Texte mis à jour le 12 juillet 2007
...Sur le dessin ci-après, le dispositif anti-mise en drapeau, anti-piqué, tel qu'il existe actuellement sur toutes les ailes. Aux extrémités on trouve des "déflexeurs" ou "floatings", plantés dans le tube bord d'attaque. Les extrémités des lattes sont également reliées au sommet du mât par des haubans.
De cette façon, toute la partie grisée de la voilure participe au redressement de la machine, en cas de mise en piqué accidentelle.
...Entre cette forme actuelle et les machines des débuts :un parcours jonché de nombreux morts. Dans les dessins ci-après, la structure d'une aile delta moderne :
La "charpente" de l'aile : tubes et câbles.
...Le harnais a beaucoup changé. Il y a vingt six ans on volait debout, suspendu dans un harnais de type parachute. Puis est venu le pilotage couché. Au décollage le pilote courait en tenant entre les dents une partie de son harnais-cocon, dans lequel il devait alors installer ses jambes en de contorsionnant. Puis quelqu'un a eu l'idée folle de munir ces harnais d'une sorte d'abdomen de guèpe, visible sur le dessin ci-dessus. Aussitôt après le décollage, le pilote "rentre alors le train", c'est à dire enfile ses deux jambes dans ce sac, qu'il ferme ensuite en manoeuvrant manuellement une fermeture-éclair. Le plus extraordinaire est que tout cela se déroule sans problème.
...Voilà à quoi je
ressemble, sous mon "Nuage" Tecma, après avoir décollé ( ma propre machine ) .
Sur le ventre, le parachute de secours. Une aile avec laquelle on peut bien
s'amuser, faire de la distance, affronter des turbulences. Une aile saine, à
la fois côté structure et qualités de vol. Bien sûr,
il ne faut pas faire l'imbécile, aller se balader sous des cumulus en
train de se transformer en cunimbes, en cumulo-nimbus ou près de reliefs à rouleaux.
...A l'atterrissage, on tire sur une autre fermeture-éclair
et on "sort le train". Cette manoeuvre n'en finit pas de me réjouir.
Qui aurait cru, il y a vingt cinq ans, qu'émergeraient un jour de tels
dispositifs (à l'époque où j'atterrissais sur des skis
transformés, à l'aide de roues de poussette. Heureusement, cela
n'a pas duré longtemps).
L'aile libre, aujourd'hui.
...Peut-on dire que tous les problèmes soient résolus, dans cette branche de l'ultra-léger? Disons que les machines ont pas mal progressé. Mais ce qui est navrant c'est que ces progrès se soient effectués parce que de nombreuses personnes sont mortes. Pourquoi ? Parce que ce sport qu'est l'ultra-léger a poussé comme une plante sauvage. Ma tête est lourde de souvenirs tragiques. Un jour un constructeur a sorti une aile à double surface. La performance s'est aussitôt accrue. De nos jours, abondamment lattées sur l'extrados et l'intrados, ces ailes de Dacron finissent par ressembler quasiment à des ailes d'avions. Dotées de forts allongements elles n'ont pratiquement plus rien à voir avec les Manta des années-soixante-dix. En passant au "double surface" la finesse augmentait, la traîné diminuait, de même que le taux de chute. Mais, avec cette aile-là, quand, en virage on partait en glissage, l'engin piquait du nez.

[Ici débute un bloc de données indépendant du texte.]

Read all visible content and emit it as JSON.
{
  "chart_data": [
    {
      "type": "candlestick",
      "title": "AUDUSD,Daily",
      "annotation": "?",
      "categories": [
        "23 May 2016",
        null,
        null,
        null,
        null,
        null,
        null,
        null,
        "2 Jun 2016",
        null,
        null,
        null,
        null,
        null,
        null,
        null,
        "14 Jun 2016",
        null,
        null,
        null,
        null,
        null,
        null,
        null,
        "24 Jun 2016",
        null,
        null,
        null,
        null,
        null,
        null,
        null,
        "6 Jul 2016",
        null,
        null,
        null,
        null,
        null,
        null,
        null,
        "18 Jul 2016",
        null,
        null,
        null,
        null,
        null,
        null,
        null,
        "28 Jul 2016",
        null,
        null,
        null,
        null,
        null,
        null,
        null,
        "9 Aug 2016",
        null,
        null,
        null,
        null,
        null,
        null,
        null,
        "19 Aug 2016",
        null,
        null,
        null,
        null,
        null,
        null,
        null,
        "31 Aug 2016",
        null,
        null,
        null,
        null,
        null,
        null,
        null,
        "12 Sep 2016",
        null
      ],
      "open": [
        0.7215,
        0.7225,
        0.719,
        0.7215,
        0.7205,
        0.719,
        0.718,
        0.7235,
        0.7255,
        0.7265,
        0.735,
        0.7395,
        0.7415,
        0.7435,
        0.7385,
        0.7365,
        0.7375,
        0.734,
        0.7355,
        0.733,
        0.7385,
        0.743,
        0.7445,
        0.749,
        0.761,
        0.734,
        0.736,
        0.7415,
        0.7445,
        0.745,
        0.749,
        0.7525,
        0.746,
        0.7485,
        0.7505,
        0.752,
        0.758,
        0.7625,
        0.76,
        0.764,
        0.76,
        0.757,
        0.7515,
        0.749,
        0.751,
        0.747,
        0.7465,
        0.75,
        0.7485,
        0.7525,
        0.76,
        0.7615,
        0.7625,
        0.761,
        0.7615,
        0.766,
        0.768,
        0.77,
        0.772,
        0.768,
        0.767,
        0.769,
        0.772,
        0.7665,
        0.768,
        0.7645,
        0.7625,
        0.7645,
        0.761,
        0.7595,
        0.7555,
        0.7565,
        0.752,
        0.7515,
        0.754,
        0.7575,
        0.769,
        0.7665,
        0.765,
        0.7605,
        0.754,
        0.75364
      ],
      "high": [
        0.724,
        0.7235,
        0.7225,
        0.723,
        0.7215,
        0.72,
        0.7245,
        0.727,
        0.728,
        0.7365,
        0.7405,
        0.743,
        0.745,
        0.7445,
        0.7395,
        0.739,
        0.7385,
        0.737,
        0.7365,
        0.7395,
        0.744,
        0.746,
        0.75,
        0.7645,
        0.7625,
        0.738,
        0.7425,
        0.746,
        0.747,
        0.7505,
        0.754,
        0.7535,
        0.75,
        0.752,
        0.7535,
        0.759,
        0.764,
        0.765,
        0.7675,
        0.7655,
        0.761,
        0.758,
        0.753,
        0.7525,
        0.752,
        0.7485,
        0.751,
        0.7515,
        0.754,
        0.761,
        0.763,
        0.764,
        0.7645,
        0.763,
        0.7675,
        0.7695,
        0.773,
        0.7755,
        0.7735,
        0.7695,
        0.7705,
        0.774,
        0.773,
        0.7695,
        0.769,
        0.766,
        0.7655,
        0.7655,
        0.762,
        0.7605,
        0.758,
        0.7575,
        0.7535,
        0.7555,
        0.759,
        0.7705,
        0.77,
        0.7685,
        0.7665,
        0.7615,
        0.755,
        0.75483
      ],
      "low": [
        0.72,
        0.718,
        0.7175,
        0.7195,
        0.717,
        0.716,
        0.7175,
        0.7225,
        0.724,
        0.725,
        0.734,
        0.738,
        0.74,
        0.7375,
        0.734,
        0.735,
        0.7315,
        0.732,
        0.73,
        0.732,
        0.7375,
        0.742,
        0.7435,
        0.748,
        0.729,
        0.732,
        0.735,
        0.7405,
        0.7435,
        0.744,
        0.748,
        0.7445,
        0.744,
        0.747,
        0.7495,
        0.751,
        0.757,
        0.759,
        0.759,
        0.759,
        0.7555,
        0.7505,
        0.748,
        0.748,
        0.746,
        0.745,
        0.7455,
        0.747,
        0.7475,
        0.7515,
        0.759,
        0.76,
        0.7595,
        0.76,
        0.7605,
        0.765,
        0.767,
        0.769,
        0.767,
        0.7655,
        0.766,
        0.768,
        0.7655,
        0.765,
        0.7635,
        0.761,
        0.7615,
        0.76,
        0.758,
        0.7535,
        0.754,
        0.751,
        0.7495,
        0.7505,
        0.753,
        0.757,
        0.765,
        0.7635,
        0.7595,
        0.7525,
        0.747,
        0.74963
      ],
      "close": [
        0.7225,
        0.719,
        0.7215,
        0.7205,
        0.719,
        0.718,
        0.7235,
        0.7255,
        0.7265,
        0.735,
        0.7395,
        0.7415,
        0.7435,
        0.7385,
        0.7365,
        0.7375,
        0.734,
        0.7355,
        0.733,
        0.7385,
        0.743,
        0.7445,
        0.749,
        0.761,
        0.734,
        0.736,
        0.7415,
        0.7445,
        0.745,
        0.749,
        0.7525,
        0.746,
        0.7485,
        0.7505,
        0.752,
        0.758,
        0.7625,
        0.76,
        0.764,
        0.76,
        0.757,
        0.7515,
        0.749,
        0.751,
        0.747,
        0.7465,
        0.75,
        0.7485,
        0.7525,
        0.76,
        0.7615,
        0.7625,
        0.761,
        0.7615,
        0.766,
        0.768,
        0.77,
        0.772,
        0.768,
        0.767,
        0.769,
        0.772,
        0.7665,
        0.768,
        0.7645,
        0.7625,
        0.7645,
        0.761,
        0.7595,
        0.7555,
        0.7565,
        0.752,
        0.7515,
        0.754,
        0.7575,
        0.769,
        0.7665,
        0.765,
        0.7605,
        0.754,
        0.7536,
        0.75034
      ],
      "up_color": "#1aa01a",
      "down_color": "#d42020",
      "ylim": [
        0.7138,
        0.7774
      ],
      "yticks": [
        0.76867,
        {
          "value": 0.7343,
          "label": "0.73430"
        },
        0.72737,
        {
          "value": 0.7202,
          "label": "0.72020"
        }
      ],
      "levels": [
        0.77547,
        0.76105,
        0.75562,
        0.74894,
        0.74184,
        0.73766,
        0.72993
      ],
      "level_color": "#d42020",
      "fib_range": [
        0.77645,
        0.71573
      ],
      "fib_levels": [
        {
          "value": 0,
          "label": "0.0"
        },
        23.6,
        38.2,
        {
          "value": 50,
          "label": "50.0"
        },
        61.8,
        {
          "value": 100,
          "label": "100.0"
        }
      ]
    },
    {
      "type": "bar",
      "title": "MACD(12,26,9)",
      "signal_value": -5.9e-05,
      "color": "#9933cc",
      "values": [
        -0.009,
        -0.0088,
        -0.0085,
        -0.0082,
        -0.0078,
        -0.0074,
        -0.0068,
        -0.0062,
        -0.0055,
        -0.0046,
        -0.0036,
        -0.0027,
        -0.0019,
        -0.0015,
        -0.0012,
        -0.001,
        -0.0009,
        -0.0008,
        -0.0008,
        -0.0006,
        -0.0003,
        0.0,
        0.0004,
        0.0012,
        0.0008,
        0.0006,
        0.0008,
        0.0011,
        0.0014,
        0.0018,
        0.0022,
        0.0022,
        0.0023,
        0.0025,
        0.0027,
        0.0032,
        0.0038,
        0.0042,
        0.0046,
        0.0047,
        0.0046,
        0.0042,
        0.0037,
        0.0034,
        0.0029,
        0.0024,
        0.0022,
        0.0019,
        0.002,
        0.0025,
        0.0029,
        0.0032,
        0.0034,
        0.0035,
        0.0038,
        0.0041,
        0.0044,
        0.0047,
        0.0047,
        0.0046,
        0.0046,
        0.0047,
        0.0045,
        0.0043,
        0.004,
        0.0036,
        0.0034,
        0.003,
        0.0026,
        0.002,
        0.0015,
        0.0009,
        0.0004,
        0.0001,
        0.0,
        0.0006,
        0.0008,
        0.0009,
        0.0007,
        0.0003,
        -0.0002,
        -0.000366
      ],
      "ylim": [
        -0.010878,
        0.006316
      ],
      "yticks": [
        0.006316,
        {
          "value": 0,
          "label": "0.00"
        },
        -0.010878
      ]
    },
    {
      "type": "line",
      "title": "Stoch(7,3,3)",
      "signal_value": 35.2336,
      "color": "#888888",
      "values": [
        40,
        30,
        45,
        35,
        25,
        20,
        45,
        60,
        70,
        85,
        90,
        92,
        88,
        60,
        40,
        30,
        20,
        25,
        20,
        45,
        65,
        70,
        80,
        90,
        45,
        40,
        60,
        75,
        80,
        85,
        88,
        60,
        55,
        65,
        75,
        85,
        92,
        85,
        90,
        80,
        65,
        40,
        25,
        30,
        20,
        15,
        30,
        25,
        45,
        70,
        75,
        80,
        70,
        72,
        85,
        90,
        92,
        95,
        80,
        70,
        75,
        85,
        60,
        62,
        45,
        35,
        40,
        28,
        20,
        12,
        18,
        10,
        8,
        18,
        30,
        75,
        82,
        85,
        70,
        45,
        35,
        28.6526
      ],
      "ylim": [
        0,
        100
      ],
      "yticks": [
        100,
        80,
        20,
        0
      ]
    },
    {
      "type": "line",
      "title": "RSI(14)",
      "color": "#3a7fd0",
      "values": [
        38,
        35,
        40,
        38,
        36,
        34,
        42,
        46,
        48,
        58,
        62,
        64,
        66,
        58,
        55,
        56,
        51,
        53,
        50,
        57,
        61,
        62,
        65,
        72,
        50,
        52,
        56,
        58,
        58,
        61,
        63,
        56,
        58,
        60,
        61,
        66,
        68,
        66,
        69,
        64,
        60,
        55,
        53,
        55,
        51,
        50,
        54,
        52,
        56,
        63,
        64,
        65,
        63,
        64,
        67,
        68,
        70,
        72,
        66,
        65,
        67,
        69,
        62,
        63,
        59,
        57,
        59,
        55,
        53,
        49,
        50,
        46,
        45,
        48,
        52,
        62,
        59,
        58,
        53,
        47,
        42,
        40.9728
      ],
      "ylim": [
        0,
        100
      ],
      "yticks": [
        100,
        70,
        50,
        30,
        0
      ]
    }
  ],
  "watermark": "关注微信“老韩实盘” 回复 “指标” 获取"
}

...De nouveau, de morts. Il fallut que des pressions soient exercées sur le constructeur pour que le scandale cesse.
...Fallait-il automatiquement que des gens se tuent pour ce sport progresse à nouveau "en toute liberté" ? Non, on aurait pu essayer ces matériels en soufflerie. A l'ONERA, l'ingénieur Claudius Laburthe disposait de la grande soufflerie de Chalais Meudon où les ailes pouvaient être testées en vraie grandeur. Cette soufflerie est-elle toujours disponible ? L'était-elle encore à l'époque ? Ne pouvait-on faire des essais sur maquettes, éventuellement télécommandées ?
Tout cela coûte cher, objectera-t-on ? Mais à combien évalue-t-on la vie d'un homme ?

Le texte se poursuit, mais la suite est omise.